= Adrien Borel =

French psychiatrist and psychoanalyst

Adrien Alphonse Alcide Borel (19 March 1886, in Paris – 19 September 1966, in Beaumont-lès-Valence) was a French psychiatrist and psychoanalyst.

==Biography==
Son of Joseph Adrien Alphonse Borel, a doctor from the Ardèche and grandson of a pharmacist from Crest, he received his early education in Privas and Lyon, where he passed his baccalauréat. He studied medicine in Paris, where he became an intern in 1908 at the Sainte-Anne Hospital Center and Bichat hospitals, before obtaining his title in 1913. His medical thesis, defended in 1913, is entitled “Contribution à l'étude des réflexes dans la démence précoce” .

During the First World War I, he was seriously wounded in action in 1915, while serving as an auxiliary surgeon.
He began Psychoanalysis with René Laforgue, and later became one of the first to practice psychoanalytic treatment in France; he was also interested in the arts, especially literature. He was particularly close to the Surrealists, sharing with them an interest in the unconscious and daydreaming - he wrote Les Rêveurs éveillés (Gallimard, 1925), in collaboration with Gilbert Robin.

From the mid-1920s, he worked as a psychotherapist for a number of writers, including Michel Leiris and Georges Bataille, before ceasing to practice analysis. His meeting with Bataille was crucial, especially for the writer, and the two remained lifelong friends. It was following his analysis with Borel that Bataille wrote Story of the Eye, his first book, published anonymously in 1928 under the pseudonym Lord Auch and distributed under the cloak. During his analysis, the psychiatrist gave Bataille photographs of the Chinese torture victim Fou-Tchou Li, cut up alive into a hundred pieces (Lingchi).
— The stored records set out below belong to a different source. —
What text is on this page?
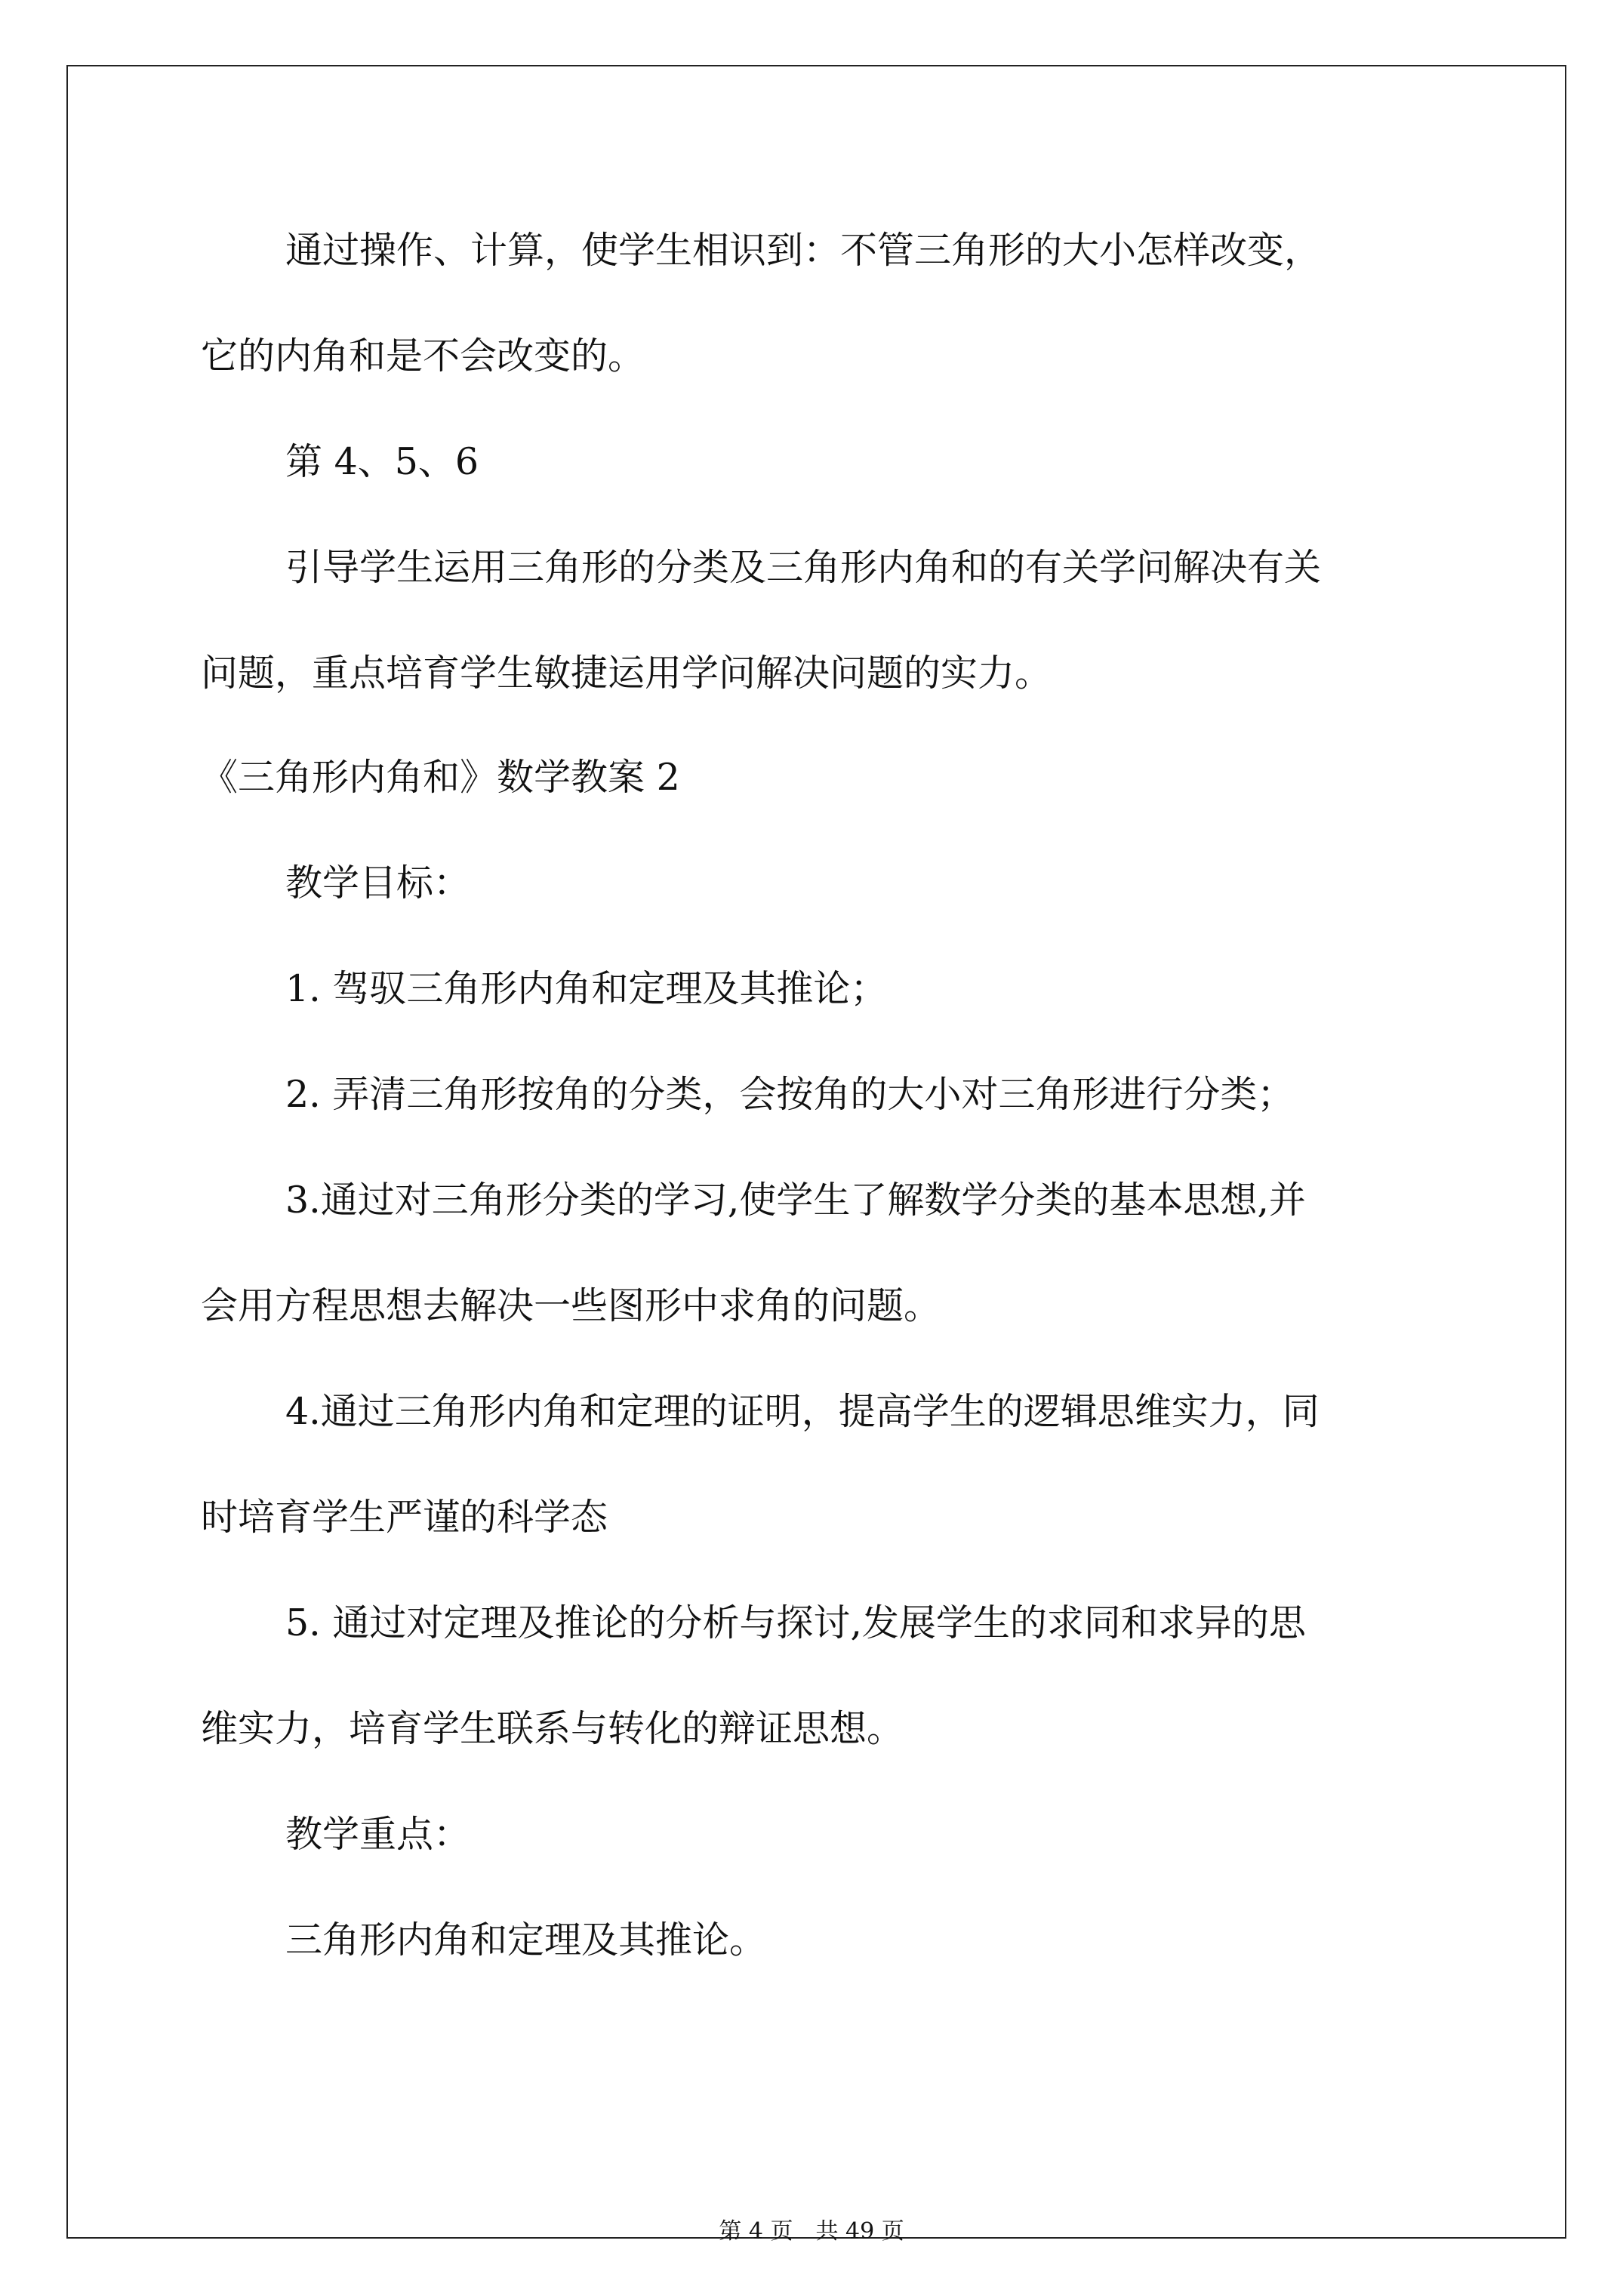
通过操作、计算，使学生相识到：不管三角形的大小怎样改变，
它的内角和是不会改变的。
第 4、5、6
引导学生运用三角形的分类及三角形内角和的有关学问解决有关
问题，重点培育学生敏捷运用学问解决问题的实力。
《三角形内角和》数学教案 2
教学目标：
1. 驾驭三角形内角和定理及其推论；
2. 弄清三角形按角的分类，会按角的大小对三角形进行分类；
3.通过对三角形分类的学习,使学生了解数学分类的基本思想,并
会用方程思想去解决一些图形中求角的问题。
4.通过三角形内角和定理的证明，提高学生的逻辑思维实力，同
时培育学生严谨的科学态
5. 通过对定理及推论的分析与探讨,发展学生的求同和求异的思
维实力，培育学生联系与转化的辩证思想。
教学重点：
三角形内角和定理及其推论。
第 4 页　共 49 页
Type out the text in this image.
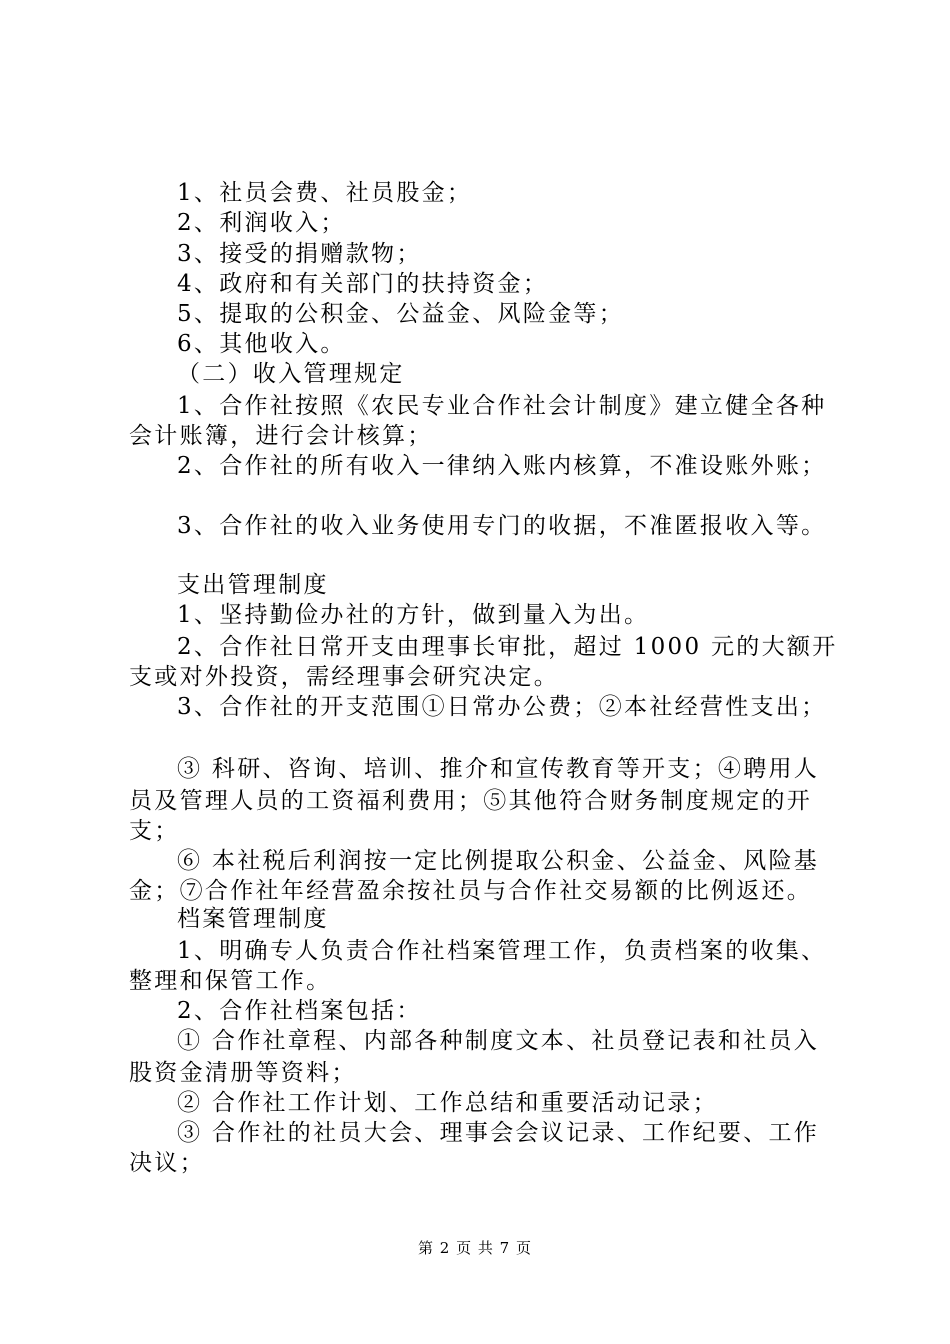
1、社员会费、社员股金；
2、利润收入；
3、接受的捐赠款物；
4、政府和有关部门的扶持资金；
5、提取的公积金、公益金、风险金等；
6、其他收入。
（二）收入管理规定
1、合作社按照《农民专业合作社会计制度》建立健全各种
会计账簿，进行会计核算；
2、合作社的所有收入一律纳入账内核算，不准设账外账；
3、合作社的收入业务使用专门的收据，不准匿报收入等。
支出管理制度
1、坚持勤俭办社的方针，做到量入为出。
2、合作社日常开支由理事长审批，超过 1000 元的大额开
支或对外投资，需经理事会研究决定。
3、合作社的开支范围①日常办公费；②本社经营性支出；
③ 科研、咨询、培训、推介和宣传教育等开支；④聘用人
员及管理人员的工资福利费用；⑤其他符合财务制度规定的开
支；
⑥ 本社税后利润按一定比例提取公积金、公益金、风险基
金；⑦合作社年经营盈余按社员与合作社交易额的比例返还。
档案管理制度
1、明确专人负责合作社档案管理工作，负责档案的收集、
整理和保管工作。
2、合作社档案包括：
① 合作社章程、内部各种制度文本、社员登记表和社员入
股资金清册等资料；
② 合作社工作计划、工作总结和重要活动记录；
③ 合作社的社员大会、理事会会议记录、工作纪要、工作
决议；
第 2 页 共 7 页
These images, which had, in his own words, an “infinite value of reversal” on him, were first evoked by Bataille in his essay L'Expérience intérieure (1943), and published thirty-five years later in Les Larmes d'Éros (1961).

In 1926, Adrien Borel was a founding member of the Paris Psychoanalytic Society, which he chaired from 1932 to 1934, before resigning after the war.

In 1950, under the Pseudonym “André Guibert”, Adrien Borel played the role of the Curé de Torcy in Robert Bresson The Diary of a Country Priest, based on the novel by Georges Bernanos.

From 1949 to 1955, he worked at Hôpital Bichat with Professor Guy Laroche, head of department.

In 1957, he became president of the Société médico-psychologique, which he had joined in 1923.

A bon vivant who was close to his patients, a confidant and friend of artists, he was considered a “cultivated and humanistic psychiatrist”.